I continued to interview the couple who lost their grandparents home. They were holding sifting trays that the community built. The same type of screened sifting tray with a wooden frame you would have used when panning for gold. They were sifting through ashes for any remains that were sitting on the concrete basement floor from the burnt structure. The only thing not burnt and next to the house were the pallets of shingles that they brought in on June 9th.
They never did the shingles since the house was burnt to the ground.
This couple had been informed that their home was actually saved but later a wind moved the fire out of the woods so fast that the firefighters had to run to stay alive. This was their grandparents’ retirement home and they said they would probably not rebuild or return to the area. Many other people were also unsure if they would rebuild either.
This couple, along with many others, was very appreciative of all the work done to save lives and what houses they did save. But they explained that they were very disappointed in the communications between the authorities and the general public before, during and after the event.
This was only one of the smaller wildfires fires that took lives and land during 2012. According to NOAA’s National Climatic Data Center for 2012, a total of 55,505 fires were reported with a total of 9,156,278 acres were burned and a total of 2,125 homes consumed. Over a billion dollars in losses.
Then there was Hurricane Isaac costing over 1 billion and then hurricane Sandy costing even more and took the lives of 123 people.
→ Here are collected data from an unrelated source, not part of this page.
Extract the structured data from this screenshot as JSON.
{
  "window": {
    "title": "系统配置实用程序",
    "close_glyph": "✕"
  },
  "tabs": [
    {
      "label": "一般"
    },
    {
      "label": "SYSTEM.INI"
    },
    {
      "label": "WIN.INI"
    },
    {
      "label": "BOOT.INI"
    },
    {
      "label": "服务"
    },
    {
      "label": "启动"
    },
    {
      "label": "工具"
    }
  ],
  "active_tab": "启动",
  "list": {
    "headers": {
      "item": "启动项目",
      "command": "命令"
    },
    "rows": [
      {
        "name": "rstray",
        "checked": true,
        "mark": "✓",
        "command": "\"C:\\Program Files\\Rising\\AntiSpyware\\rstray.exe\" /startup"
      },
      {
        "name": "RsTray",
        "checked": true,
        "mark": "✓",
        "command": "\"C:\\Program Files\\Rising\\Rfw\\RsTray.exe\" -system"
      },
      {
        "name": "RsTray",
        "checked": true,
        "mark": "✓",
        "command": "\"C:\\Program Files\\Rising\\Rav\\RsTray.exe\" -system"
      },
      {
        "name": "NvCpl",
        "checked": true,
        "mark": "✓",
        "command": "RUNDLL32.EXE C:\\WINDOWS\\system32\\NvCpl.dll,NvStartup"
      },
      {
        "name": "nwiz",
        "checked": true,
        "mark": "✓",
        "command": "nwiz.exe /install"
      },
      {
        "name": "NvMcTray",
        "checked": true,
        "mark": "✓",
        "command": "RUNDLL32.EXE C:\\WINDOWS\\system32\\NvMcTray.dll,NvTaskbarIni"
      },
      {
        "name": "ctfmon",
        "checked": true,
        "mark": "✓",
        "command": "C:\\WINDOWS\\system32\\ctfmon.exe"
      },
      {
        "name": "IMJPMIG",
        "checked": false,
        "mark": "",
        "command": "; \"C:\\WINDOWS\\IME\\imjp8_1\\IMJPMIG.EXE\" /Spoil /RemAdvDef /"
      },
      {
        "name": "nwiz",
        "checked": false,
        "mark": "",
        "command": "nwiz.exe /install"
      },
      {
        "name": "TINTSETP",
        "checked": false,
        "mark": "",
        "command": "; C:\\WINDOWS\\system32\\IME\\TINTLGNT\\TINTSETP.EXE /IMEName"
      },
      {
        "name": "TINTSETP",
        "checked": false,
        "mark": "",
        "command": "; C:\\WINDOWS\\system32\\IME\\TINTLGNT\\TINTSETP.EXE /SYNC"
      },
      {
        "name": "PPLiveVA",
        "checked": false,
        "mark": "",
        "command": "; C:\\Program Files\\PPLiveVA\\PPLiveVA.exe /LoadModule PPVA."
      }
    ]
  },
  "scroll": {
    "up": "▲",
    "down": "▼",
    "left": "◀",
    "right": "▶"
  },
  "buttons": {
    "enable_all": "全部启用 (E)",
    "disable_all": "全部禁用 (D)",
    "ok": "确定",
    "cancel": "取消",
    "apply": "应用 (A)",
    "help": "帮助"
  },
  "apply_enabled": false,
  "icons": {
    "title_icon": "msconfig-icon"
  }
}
Many people experienced a life changing moment in 2012 and are now starting their live over. But during these events the public is told to go to their local media for information. This only supplies limited and often edited information to the public and potential victims.
There are many agencies and authorities’ setup to help the public before, during and after a disaster, but not a single one focuses primarily on communication. There are not enough good things you can say about the services they perform and all the heroic acts they do to make this a safe country.
I have spent many years with the media from television to radio to special live productions in both national and international markets. I know as a fact that each media outlet, print, cable, live radio or TV, etc is in competition with each other. So stories and news may be different from each outlet and you only see what they show.
Each government agency has a PR person or group to inform the media outlets but press releases and communication is not the agency’s primary function.
Here are a few examples:
Why do all government authorities tell the public and/or victims to tune in to local stations for information during an emergency? They should be able to reach the public directly.
Why do federal agencies use Youtube and FaceBook to send messages to the public?
Why do people involved in a disaster always ask, “Where do we get help?” and have to work hard to find an answer?
Why can you offer to help in a recovery with donations and you can’t find anyone to tell you how?
BECAUSE the critical point, the hub of communications during an emergency between everyone does not exist and therefore all communication is scattered and hard to find. By the way, YouTube and FaceBook are typically banned (blacklisted) to most companies, which means that federal agencies are NOT reaching many people at work.
So, here we go, 2013 is here and we are creating the goal to develop a new communication hub.
The organization is FEMAC.
FEMAC is the “Federal Emergency Media Activity Center” and it used by
“Connecting People during Emergencies”
There is no way to fully prepare for a disaster, but we can do our best to provide the most advanced technology possible to communicate between everyone.